Conchita Pombo, mi mejor amiga en la adolescencia, solía decir que todos olemos al suavizante que usan nuestras madres cuando hacen la colada, de modo que si visitas una casa y te quedas a dormir entre sus sábanas y, por la mañana, te secas con sus toallas en el baño, ese conjunto de actos se convertirán en una especie de anagnórisis doméstica, y habrás apresado el alma de esa persona. Esta es, claro, una fábula conservadora: el alma es la madre, la lavadora, la familia. Pero no deja de tener su encanto, lo del suavizante.
Tuve un novio, mi novio más novio, que se llamaba Moncho. Era tan buena persona como soso. Olía a suavizante de la marca "Día", lo cual no hace más que demostrar que las marcas son siempre pertinentes. “Flor exótica” me gusta más. Me recuerda a otro de los desastrosos hombres de mi vida, uno que me recitó un poema oriental titulado "La flor", y al que amé de un modo que hoy se me antoja ridículo. Cuando le pregunté por el autor del poema, se lo atribuyó a un tal Suzuki. Todavía sigo sin saber si es un avezado degustador de haikús o un menos avezado amante del motociclismo. Por cierto, ¿a ti te lava tu madre la ropa? ¿O lo hace tu novia? ¿Tu novia es más bien como una madre o más bien como una hija? Nunca hablamos de ella. Tal vez sea nuestro único y último tabú. A estas alturas, eso sí que no tiene ningún sentido.

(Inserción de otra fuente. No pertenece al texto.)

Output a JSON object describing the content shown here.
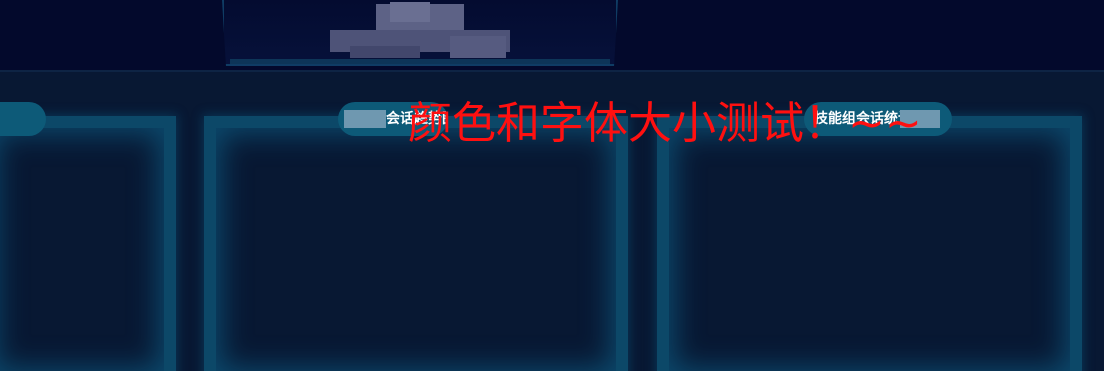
{
  "header": {
    "logo_name": "obscured-logo"
  },
  "panels": {
    "left_tab": "",
    "mid_tab": "会话趋势图",
    "right_tab": "技能组会话统计"
  },
  "overlay": {
    "text": "颜色和字体大小测试！~~"
  },
  "colors": {
    "background": "#081833",
    "header": "#03092c",
    "panel_border": "#0c4868",
    "tab": "#0d5a78",
    "overlay_text": "#ff1010"
  }
}
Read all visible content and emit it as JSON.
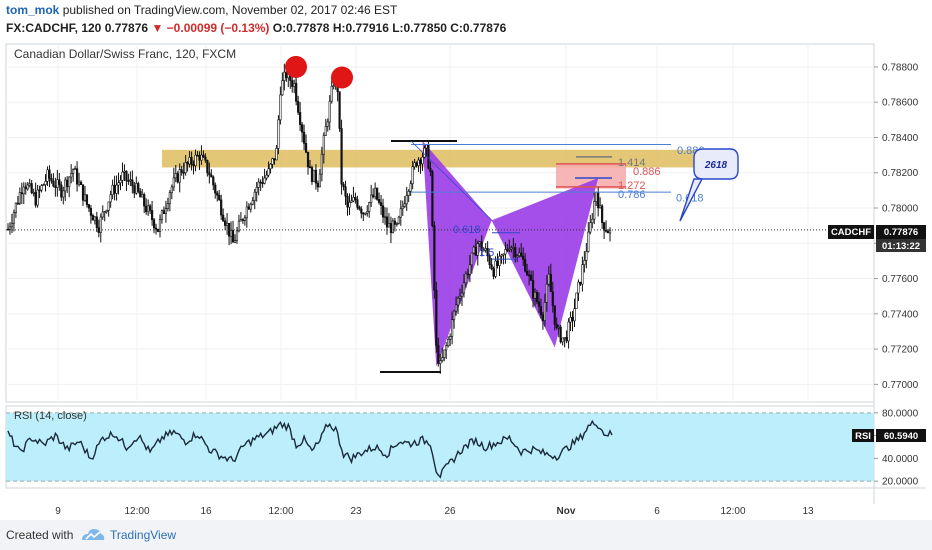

No te me alarmes, Paulo. Todas estas palabras no significan que no desee besarte. A veces lo deseo mucho. Un beso no tanto de intimidad erótica como de simple contacto físico. Una toma de tierra. Siempre te ríes cuando me abrazo a ti con fuerza, pero qué necesaria es una cierta fuerza en el abrazo. Sobre todo cuando llevas puesto alguno de tus jerseys de lana gruesa, propicios para el clima santiagués, y te me apareces rodeado de un cierto desamparo, oliendo a flor oriental. O a flor exótica.